Meletios Metaxakis, exiled from Jerusalem and licking his wounds in Constantinople, was elected Metropolitan of Kition. Just before leaving Constantinople, Meletios was initiated as a Freemason at the Harmony Lodge. Arriving in Cyprus, Meletios resumed his ascent to greater power in the Orthodox Church — an ascent that would, in time, see him take the thrones of Athens, then Constantinople, and finally Alexandria. (Incidentally, Basil of Anchialos, the Ecumenical Patriarchate’s envoy to Cyprus in 1907-08, also went on to become Ecumenical Patriarch, from 1925 to 1929.)
As for Archbishop Kyrillos II (formerly of Kition), he remained on the throne of Cyprus until his death in 1916, and he was succeeded by his former rival, Kyrillos of Kyrenia, who became Kyrillos III, reigning until his own death in 1933.
Adrian Fortescue, The Orthodox Eastern Church, 2nd ed. (London: Catholic Truth Society, 1908).

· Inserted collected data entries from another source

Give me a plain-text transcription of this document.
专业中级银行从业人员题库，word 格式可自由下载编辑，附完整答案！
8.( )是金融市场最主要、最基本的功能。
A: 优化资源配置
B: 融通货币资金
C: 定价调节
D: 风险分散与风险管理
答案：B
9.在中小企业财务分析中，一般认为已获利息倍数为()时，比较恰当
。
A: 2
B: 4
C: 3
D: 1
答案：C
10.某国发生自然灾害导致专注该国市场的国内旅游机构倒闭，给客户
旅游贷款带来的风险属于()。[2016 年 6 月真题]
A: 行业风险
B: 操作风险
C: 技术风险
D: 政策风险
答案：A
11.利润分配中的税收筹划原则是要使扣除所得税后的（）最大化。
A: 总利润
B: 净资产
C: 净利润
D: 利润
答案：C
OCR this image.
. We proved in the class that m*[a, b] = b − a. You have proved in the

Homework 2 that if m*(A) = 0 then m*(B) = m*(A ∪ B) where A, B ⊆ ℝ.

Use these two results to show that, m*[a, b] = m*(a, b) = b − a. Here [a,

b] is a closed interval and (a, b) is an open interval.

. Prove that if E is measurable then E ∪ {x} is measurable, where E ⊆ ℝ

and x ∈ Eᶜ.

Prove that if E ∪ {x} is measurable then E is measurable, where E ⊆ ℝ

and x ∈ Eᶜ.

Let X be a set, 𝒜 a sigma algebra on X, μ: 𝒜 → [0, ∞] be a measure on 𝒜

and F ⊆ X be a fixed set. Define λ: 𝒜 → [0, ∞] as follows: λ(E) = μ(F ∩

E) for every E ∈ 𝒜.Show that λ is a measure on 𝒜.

John Hackett, “The Archiepiscopal Question in Cyprus,” The Irish Church Quarterly 1:4 (October 1908), 320-339.
John Hackett, “The Close of the Archiepiscopal Question in Cyprus,” The Irish Church Quarterly 3:11 (July 1910), 230-242.
Andrekos Varnava and Michaelis N. Michael, eds., The Archbishops of Cyprus in the Modern Age: The Changing Role of the Archbishop-Ethnarch, their Identities and Politics (Cambridge Scholars Publishing, 2013).
“Pour le siège archiépiscopal de Chypre,” Echos d’Orient 5:6 (1902), 397-403.